The following four main areas for capacity-building received particular emphasis during the workshop: 1) Knowledge base and research capacity on environmental migration; 2) Capacities to devise solid legal and institutional frameworks to ensure the protection of those on the move for environmental reasons; 3) Capacities for comprehensive migration management policies to
tackle the multifaceted impacts of climate change and environmental degradation on human mobility; 4) Technical and operational capacities to support vulnerable populations and promote effective migration management in the context of environmental changes.
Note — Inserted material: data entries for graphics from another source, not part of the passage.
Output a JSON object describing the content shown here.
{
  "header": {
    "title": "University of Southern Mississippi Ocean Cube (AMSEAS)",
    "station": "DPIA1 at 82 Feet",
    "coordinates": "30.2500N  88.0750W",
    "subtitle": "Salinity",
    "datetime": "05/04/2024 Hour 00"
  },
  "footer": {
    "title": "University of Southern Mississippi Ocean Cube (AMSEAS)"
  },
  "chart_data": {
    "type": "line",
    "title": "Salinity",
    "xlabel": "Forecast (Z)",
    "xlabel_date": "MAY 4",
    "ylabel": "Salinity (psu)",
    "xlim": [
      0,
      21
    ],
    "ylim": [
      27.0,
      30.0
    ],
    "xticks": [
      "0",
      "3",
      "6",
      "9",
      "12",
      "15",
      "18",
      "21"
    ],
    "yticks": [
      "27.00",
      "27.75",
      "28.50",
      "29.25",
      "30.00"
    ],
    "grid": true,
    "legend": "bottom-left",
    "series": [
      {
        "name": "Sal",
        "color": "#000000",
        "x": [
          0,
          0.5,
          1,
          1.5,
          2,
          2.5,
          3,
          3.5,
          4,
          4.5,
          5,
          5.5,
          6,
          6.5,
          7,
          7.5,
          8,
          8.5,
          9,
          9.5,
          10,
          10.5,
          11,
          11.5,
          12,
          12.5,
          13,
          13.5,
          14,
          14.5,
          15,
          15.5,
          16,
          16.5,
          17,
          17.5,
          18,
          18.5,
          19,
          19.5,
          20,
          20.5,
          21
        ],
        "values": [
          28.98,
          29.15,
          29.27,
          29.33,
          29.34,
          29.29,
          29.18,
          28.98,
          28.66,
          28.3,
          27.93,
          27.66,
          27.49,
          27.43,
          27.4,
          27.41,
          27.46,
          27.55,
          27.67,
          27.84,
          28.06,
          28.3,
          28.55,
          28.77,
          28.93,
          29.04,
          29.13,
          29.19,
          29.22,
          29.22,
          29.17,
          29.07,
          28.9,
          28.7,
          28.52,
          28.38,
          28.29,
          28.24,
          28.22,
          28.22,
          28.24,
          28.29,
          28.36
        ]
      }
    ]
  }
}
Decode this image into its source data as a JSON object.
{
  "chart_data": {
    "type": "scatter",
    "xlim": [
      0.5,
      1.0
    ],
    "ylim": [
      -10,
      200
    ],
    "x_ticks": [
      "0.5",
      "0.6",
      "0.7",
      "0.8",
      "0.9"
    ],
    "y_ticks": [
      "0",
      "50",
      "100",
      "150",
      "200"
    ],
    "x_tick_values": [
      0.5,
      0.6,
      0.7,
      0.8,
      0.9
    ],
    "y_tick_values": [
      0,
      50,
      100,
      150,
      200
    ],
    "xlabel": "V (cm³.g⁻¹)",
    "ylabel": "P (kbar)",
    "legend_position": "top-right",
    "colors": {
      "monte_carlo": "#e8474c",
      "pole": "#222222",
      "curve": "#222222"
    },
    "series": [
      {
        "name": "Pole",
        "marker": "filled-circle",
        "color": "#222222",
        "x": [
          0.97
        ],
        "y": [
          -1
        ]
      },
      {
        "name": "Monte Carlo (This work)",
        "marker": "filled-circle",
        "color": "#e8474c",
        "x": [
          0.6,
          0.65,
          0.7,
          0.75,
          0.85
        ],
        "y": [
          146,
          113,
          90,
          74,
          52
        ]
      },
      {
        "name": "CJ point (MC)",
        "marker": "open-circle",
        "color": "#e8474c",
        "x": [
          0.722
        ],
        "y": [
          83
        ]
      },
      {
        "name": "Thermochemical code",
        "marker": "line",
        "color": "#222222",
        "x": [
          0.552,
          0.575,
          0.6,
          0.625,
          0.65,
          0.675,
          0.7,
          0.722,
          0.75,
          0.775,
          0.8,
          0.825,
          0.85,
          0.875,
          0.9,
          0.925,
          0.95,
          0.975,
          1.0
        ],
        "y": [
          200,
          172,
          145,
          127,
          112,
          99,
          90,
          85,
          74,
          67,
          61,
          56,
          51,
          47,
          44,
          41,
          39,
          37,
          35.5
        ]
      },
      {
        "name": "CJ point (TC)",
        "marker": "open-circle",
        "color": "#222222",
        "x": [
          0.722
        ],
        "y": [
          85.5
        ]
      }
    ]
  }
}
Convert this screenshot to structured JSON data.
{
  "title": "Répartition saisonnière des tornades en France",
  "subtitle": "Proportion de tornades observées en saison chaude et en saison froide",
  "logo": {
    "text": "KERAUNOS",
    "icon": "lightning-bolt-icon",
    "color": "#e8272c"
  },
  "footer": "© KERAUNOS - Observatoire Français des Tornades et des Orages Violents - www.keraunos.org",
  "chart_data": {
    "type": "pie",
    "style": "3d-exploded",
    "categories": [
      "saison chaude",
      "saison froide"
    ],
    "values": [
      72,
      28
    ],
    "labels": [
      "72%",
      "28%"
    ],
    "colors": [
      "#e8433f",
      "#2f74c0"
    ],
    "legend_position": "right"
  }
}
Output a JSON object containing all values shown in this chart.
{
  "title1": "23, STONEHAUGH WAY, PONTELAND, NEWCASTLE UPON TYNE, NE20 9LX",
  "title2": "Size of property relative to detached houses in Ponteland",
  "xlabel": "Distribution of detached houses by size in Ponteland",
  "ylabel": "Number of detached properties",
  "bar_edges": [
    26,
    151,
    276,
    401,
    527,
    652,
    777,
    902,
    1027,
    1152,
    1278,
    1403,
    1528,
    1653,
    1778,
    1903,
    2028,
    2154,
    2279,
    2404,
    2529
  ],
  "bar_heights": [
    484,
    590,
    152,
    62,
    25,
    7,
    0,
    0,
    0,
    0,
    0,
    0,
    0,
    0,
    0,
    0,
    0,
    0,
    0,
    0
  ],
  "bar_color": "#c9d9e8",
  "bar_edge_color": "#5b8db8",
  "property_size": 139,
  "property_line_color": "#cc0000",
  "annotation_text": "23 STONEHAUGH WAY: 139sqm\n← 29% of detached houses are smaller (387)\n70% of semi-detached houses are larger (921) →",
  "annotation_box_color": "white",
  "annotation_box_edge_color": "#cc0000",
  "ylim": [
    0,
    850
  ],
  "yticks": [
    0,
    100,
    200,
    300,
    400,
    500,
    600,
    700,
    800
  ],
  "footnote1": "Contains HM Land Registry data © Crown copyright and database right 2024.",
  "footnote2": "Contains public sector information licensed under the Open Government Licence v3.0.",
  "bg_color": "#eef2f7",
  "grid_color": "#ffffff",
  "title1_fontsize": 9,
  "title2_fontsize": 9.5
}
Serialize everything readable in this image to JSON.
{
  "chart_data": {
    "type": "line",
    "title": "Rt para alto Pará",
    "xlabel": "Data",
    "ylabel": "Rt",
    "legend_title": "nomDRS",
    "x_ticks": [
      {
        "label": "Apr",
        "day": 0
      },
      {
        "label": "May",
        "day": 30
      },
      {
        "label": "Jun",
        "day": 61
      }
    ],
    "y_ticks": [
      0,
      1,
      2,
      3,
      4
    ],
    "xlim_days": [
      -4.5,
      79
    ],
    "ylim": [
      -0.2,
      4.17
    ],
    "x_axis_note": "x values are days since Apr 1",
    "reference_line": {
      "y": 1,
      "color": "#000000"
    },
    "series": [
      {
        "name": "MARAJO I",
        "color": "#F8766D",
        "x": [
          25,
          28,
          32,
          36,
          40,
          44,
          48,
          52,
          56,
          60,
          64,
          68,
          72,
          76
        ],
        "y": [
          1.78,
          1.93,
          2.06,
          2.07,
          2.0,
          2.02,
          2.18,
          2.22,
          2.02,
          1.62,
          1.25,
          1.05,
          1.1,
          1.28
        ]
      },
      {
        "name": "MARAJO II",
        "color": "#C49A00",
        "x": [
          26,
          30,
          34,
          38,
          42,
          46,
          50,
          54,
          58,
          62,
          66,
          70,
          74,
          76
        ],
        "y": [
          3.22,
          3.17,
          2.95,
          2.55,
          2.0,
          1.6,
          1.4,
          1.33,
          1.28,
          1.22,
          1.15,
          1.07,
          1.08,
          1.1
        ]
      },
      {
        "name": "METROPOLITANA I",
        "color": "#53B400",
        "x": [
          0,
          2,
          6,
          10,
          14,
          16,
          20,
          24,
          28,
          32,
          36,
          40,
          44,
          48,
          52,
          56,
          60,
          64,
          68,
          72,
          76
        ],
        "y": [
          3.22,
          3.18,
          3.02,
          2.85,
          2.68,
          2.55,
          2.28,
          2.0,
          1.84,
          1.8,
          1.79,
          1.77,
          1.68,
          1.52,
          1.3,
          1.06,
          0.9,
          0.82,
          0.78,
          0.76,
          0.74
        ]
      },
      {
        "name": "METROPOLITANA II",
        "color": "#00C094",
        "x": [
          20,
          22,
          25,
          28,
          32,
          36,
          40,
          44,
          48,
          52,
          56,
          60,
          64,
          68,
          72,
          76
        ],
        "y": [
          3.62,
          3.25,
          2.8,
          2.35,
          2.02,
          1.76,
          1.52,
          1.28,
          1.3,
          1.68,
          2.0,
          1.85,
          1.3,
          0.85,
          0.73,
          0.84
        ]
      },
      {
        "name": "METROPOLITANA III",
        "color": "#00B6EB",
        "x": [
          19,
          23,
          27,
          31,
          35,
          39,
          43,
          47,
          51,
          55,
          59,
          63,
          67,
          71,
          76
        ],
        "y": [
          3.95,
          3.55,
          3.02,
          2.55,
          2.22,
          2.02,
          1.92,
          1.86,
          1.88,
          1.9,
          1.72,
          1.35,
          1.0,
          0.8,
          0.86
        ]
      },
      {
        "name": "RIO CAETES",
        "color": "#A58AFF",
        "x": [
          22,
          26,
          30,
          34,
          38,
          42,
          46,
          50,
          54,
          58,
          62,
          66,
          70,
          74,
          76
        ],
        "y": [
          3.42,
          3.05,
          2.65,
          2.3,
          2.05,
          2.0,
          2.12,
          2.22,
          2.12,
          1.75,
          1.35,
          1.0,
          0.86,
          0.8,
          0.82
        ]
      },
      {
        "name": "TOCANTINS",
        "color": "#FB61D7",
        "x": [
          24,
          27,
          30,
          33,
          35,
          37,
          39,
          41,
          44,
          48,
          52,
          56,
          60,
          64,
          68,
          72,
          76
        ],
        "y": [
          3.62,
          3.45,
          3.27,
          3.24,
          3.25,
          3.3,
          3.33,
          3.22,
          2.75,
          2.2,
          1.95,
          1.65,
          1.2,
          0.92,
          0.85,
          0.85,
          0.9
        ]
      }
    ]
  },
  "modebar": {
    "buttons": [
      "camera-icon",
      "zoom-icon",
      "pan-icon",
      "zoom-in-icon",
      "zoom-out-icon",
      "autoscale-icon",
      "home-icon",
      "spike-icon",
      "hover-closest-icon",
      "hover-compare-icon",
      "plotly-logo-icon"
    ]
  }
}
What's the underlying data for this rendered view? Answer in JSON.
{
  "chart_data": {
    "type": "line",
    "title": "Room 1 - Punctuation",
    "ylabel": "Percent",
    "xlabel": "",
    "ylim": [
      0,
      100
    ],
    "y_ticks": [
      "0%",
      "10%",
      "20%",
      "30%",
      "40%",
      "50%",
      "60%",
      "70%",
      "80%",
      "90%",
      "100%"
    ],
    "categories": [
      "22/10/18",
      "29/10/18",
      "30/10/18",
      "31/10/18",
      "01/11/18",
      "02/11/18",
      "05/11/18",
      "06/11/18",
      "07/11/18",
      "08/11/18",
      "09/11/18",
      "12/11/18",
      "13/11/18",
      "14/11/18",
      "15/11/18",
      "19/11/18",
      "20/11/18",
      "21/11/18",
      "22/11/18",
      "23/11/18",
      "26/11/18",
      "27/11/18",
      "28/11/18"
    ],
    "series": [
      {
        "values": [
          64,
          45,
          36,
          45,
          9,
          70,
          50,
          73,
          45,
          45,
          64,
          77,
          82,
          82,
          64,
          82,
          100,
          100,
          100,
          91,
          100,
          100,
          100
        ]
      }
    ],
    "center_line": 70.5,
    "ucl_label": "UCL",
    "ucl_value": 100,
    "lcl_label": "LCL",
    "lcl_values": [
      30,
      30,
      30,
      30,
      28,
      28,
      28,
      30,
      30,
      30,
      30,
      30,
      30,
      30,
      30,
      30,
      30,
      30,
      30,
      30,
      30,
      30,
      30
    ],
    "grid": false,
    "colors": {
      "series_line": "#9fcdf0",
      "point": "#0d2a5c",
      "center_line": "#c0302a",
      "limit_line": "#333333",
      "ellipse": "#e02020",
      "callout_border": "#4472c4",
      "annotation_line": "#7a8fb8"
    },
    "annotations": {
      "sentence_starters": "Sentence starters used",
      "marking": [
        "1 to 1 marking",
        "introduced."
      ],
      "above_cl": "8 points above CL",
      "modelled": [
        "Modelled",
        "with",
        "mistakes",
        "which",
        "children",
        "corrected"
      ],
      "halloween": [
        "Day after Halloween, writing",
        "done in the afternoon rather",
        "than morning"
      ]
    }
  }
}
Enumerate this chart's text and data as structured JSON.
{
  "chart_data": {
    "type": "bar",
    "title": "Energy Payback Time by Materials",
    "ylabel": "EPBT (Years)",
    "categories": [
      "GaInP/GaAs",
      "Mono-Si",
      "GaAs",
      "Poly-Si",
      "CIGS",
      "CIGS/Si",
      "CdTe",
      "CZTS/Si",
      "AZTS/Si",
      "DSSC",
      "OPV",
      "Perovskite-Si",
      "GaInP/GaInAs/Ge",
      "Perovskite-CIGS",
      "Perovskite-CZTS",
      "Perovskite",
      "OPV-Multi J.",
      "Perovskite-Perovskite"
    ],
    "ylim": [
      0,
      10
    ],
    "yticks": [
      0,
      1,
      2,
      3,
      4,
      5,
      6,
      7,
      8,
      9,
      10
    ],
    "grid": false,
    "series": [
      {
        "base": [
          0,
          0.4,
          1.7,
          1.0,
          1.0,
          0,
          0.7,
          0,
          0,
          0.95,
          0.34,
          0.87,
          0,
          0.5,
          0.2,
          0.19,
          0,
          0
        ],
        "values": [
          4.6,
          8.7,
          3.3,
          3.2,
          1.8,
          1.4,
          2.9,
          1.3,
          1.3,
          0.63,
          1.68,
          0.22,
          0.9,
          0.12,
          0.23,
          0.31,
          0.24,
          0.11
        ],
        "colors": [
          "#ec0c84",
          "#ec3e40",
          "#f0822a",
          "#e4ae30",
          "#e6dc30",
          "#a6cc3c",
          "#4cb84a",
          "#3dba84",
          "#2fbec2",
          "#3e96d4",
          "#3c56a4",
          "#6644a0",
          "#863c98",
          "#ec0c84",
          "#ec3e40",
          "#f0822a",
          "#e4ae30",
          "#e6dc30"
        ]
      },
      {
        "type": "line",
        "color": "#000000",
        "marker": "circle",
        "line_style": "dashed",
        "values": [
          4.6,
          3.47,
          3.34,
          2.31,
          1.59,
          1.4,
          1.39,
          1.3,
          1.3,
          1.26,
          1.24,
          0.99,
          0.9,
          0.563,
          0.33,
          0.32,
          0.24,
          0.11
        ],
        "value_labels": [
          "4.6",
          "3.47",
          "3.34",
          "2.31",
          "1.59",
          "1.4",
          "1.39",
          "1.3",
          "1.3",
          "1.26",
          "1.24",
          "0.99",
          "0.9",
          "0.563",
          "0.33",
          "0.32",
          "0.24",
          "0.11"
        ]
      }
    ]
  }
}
Recently, the IOM released dialogue number 18 “Climate Change, Environmental Degradation, and Migration” based on these workshop results. The full report can be found here.
Table of Contents
- Chair’s Summary
- Workshop Report
- Scope and purpose of the workshop
- Deliberations and recommendations of the workshop
- Migrant’s Voice
- Agenda and Background Paper
- Useful definitions
- List of selected international legal and policy frameworks
(Responding to Climate Change) April 27, 2012 – While climate change and desertification can often go hand in hand, each one able to exacerbate the other, the role these two factors play in migration is starting to gain increasing prominence in research circles.
“When it comes to climate change we speak more on the impact of it on environmental degradation,” said Dina Ionesco, Policy Officer at the International Organisation for Migration (IOM). “And then it is the impacts of this environmental degradation on migration.
“We speak also on how migration has a climate change impact so viagra online we cover the full circle.”
Often referred to as ‘climate change refugees’ – although IOM steer away from this term and instead talk of ‘environmental migrants’ – once unheard of they are quickly becoming a phenomenon people are all to familiar with.
Just last month the Asian Development Bank warned that there could have been as many as 42 million environmental migrants over the last two years in Asia – as a result of extreme weather events.
And current estimates predict that by the middle of the century the world could see anywhere between 25 million and 1 billion climate related migrants.
The IOM defines environmental migrants as “persons or groups of persons who, for compelling reason of sudden or progressive change in the environment that adversely affects their lives or living conditions, are obliged to leave their habitual homes, or choose to do so, either temporarily or permanently, and who move either within their country or abroad”.